Technically, December gold futures bulls still have the overall near-term technical advantage. A two-month-old downtrend is in place on the daily bar chart, and trendline resistance turned back this week’s rally. Bulls’ next upside price objective is to produce a close in October futures above solid resistance at this week’s high of $1,927.00. Bears’ next near-term downside price objective is pushing futures prices below solid technical support at the September low of $1,851.00. First resistance is seen at today’s high of $1,902.40 and then at $1,927.00. First support is seen at today’s low of $1,877.10 and then at $1,851.00. Wyckoff’s Market Rating: 6.0
December silver futures bulls have the overall near-term technical advantage. However, prices are still in a two-month-old downtrend on the daily bar chart. Silver bulls’ next upside price objective is closing prices above solid technical resistance at $25.00 an ounce. The next downside price objective for the bears is closing prices below solid support at the September low of $21.81. First resistance is seen at this week’s high of $24.675 and then at $25.00. Next support is seen at this week’s low of $22.965 and then at $22.50. Wyckoff’s Market Rating: 6.0.

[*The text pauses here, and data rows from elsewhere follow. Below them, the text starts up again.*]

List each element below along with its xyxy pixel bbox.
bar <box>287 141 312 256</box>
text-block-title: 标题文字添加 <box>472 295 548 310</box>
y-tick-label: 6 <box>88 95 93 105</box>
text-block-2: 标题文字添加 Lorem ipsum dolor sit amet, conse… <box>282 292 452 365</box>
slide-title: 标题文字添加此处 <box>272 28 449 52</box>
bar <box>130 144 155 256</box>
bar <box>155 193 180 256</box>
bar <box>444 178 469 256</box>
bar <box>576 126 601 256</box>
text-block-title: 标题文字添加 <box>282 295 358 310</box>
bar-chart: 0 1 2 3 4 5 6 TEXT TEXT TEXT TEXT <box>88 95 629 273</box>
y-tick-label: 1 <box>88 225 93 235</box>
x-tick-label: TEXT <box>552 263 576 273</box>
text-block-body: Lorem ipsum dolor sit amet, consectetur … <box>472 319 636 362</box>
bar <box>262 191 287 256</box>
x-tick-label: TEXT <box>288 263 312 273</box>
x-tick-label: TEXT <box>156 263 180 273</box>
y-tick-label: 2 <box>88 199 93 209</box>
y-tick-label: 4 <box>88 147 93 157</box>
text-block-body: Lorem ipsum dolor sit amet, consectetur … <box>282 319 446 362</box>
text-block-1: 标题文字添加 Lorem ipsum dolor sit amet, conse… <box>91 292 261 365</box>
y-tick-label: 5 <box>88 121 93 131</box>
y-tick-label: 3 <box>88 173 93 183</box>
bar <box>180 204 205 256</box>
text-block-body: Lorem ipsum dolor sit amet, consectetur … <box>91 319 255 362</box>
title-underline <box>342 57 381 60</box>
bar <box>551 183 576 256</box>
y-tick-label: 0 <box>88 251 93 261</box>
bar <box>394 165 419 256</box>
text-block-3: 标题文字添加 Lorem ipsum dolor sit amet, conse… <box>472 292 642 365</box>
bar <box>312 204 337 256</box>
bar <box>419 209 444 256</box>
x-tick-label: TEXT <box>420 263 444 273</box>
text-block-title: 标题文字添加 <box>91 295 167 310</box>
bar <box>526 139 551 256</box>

December N.Y. copper closed up 685 points at 303.20 cents today. Prices closed nearer the session high today and hit a two-week high. The copper bulls have the firm overall near-term technical advantage amid choppy and more volatile trading at higher levels, which is not bullish. Copper bulls’ next upside price objective is pushing and closing prices above solid technical resistance at the September high of 312.10 cents. The next downside price objective for the bears is closing prices below solid technical support at the August low of 279.60 cents. First resistance is seen at today’s high of 305.50 cents and then at 309.00 cents. First support is seen at 300.00 cents and then at 295.00 cents. Wyckoff’s Market Rating: 7.0.